COVID-19 is an emerging, rapidly evolving situation.

Get the latest information from CDC ( | NIH Resources | NIDA Resources

Drugs & Health Blog

New Rules for Cigarette Companies

This blog post is archived and is no longer being updated. For the latest content, please visit the main Drugs & Health Blog page.

Image Courtesy of Ferminius

Sara Bellum

As the 1-year anniversary of the signing of the Tobacco Control Act approaches, new rules that let the Government regulate tobacco products are going into effect.

Starting on June 22, cigarette packs may no longer use labels that say "light," "low" and "mild." This is because research shows that “light” cigarettes are no safer than regular ones.

Also, tobacco companies will no longer be allowed to sponsor cultural and sporting events, distribute logo clothing, give away free samples or sell cigarettes in packages of less than 20—what’s known as "kiddy packs."

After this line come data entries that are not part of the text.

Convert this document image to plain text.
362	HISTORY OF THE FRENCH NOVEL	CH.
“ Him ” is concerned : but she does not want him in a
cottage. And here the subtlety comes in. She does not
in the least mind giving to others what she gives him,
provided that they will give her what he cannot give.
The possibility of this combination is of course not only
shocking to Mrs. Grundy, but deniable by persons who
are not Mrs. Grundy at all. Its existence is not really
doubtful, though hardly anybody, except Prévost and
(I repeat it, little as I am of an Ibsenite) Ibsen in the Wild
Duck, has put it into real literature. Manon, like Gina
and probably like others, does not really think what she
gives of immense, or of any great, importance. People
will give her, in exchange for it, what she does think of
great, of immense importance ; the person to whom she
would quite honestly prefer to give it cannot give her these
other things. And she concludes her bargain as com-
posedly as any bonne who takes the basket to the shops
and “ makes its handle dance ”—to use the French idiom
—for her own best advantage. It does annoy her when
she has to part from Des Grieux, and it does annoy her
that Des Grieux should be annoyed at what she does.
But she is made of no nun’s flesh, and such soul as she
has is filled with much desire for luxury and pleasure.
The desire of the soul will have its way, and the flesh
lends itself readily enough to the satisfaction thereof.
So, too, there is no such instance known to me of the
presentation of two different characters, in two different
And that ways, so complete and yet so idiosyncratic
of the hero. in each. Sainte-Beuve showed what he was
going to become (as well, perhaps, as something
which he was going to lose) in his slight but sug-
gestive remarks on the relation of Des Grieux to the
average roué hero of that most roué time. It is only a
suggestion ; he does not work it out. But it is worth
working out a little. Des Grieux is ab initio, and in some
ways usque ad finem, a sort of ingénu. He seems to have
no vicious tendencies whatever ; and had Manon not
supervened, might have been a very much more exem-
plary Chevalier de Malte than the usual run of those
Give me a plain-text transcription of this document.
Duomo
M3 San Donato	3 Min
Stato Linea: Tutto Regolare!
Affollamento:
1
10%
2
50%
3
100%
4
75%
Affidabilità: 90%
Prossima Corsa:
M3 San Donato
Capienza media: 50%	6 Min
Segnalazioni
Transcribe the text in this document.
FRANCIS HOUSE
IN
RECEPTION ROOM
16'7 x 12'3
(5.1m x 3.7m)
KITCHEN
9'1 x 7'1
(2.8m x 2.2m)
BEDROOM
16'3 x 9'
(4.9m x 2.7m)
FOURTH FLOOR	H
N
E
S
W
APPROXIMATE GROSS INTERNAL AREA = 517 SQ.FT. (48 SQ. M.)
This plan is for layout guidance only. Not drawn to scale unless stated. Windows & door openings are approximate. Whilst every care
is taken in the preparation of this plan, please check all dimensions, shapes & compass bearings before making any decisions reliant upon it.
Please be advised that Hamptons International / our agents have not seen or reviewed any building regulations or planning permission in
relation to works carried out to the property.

Another new law will prohibit the sale of tobacco products to anyone under 18, and vending machine sales of tobacco products will be banned except in adults-only places. We did an earlier blog about the ban on candy and fruit-flavored tobacco products, but these new laws will go even further.

This is great news for the public health and for teens, since tobacco products still account for 20 percent of all deaths in the United States each year, and tobacco companies keep trying to recruit new smokers. Every day 1,000 children become addicted to tobacco, and almost 4,000 try their first cigarette, according to John R. Seffrin, CEO of the American Cancer Society, who says the tobacco industry spends $34 million every day to try and hook new young smokers.

So, show the tobacco companies you can think for yourself. Smoking is very addictive, so the best advice is (yeah, you’ve heard it before): Don’t start!

Comments posted to the Drugs & Health Blog are from the general public and may contain inaccurate information. They do not represent the views of NIDA or any other federal government entity.



so finally the Government has decided to act big against the tobacco companies. The usage of the term "light" has long been a controversial one. Now that it is scientifically proved that light cigarette are also equally harmful. let up hope and pray that this move reduces the number of smokers in the country.

with regards

Thank you for post.

Looks up greats! I enjoy because it is a nice and very effective article. Thank you, writer for writing like a nice article. This is very nice post! I will bookmark this blog as i have [commercial links removed, per guidelines]

I hope to see a ban in my lifetime. I am tired of watching good people die of lung cancer.

smoking is very dangerous. government only say it it bad for our health. i think they sould say "it will kill you soon or later" [commercial link removed, per guidelines]

The government can't afford to ban cigarettes and forfeit billions in tax revenue. In a glaring conflict of interest, the more we smoke, the more money the government makes.
Besides, what happened to personal responsibility for our decisions? By now, everyone knows the health risks of tobacco, just like everyone knows the risks of sun exposure but makes their own choice. Will the government then be expected to inspect beaches and mandate sunscreen?
I don't know how much the government should spend (or forfeit) trying to save me from myself. Then again, it worked so well during Prohibition....
This country has to decide whether we want the tax money, or whether we want to protect the public's health and curtail smoking, because we can't have it both ways.

I think tobacco education is where our answer can be found. We are free to make choices both good or bad, so lets inform each other about the tobacco facts. The more people know about how harmful smoking is the better decisions they will make concerning nicotine. I am not sure if new government rules will help but it cant hurt. I hope my health class will look at all the facts before making a decision. Kudos to self respect and independence not to mention positive peer pressure!